2. They don't seem to care about the law of possession...which requires actual knowledge of an illegal item before you are punished for possessing it. If you are in the car and so is the illegal gun, your car will be gone...even though you will not have committed any criminal offence. Here's what the MLA proposing this law said:
"If you have four gangbangers driving around in a vehicle with an unregistered gun or even a registered gun not registered to them, they can't all say I don't know how it got here," Hehr said Thursday.
"You know what? That person has an obligation to know what's in his vehicle, and otherwise that vehicle's going to be transported downtown and it's going to be sold."
It's a fine bit of rhetoric, but if you have a single mother driving from her second job to night school who is stopped for speeding and finds out the hard way that her kid loaned her car to a "friend" who used it for a drug deal earlier that day, then how good are we going to look taking that car downtown to be sold? I mean, she has an obligation to know what's in her car so, she should lose that car for not having done a better contraband search EVERY TIME she gets in and out of it.
3. Measures such as these seriously undermine the concept of equality before and under the law. A guy carrying an illegal gun on his bicycle is subject to one set of penalties where the guy committing the exact same crime but in a car faces far more serious penalties. Further, the "gangbanger" the MLA describes who is driving a barely running drug jalopy worth $500.00 loses out differently than the farmer whose license lapsed and is driving a $65,000.00 work truck.

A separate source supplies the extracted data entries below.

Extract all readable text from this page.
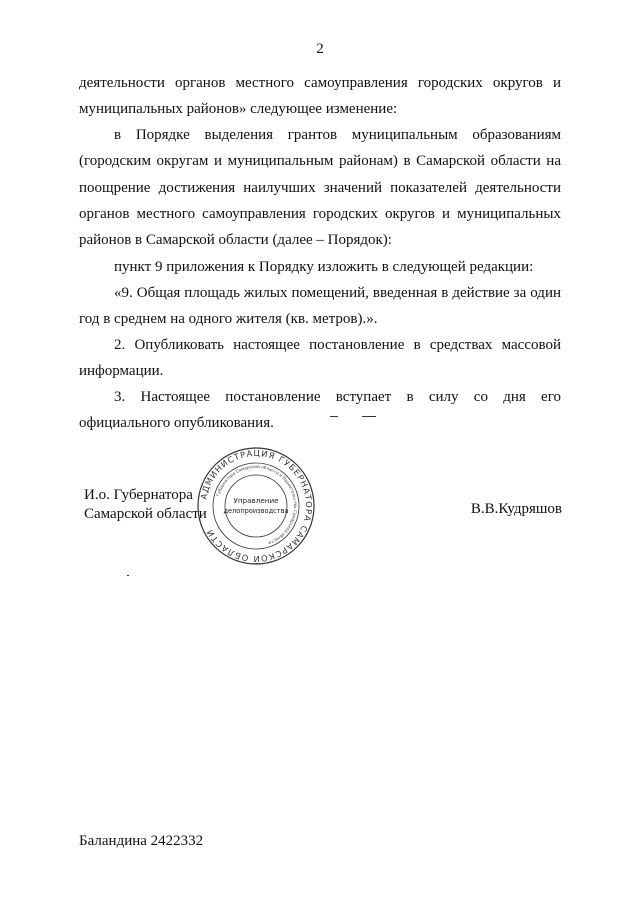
2
деятельности органов местного самоуправления городских округов и
муниципальных районов» следующее изменение:
в Порядке выделения грантов муниципальным образованиям
(городским округам и муниципальным районам) в Самарской области на
поощрение достижения наилучших значений показателей деятельности
органов местного самоуправления городских округов и муниципальных
районов в Самарской области (далее – Порядок):
пункт 9 приложения к Порядку изложить в следующей редакции:
«9. Общая площадь жилых помещений, введенная в действие за один
год в среднем на одного жителя (кв. метров).».
2. Опубликовать настоящее постановление в средствах массовой
информации.
3. Настоящее постановление вступает в силу со дня его
официального опубликования.
И.о. Губернатора
Самарской области
АДМИНИСТРАЦИЯ ГУБЕРНАТОРА САМАРСКОЙ ОБЛАСТИ
Губернатора Самарской области и Правительства Самарской области
Управление
делопроизводства	В.В.Кудряшов
Баландина 2422332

4. The offenders apparently intended to be caught by this law are those doing drive-by shootings resulting in serious bodily harm and death. Will it bother them in the least to have to steal a car before doing the next hit so that they don't lose their personal Mercedes?
I guess as a lawyer who knows about Constitutional challenges to legislation, I should not be trying to talk the government out of this idea, rather I should send a thank-you card for the business they are proposing to create for me and my colleagues.
As a citizen and a property owner though, I fear the intrusions that government will make in the name of "public safety" that will leave us fighting to keep our stuff when we shouldn't have to. Hopefully others out there will agree.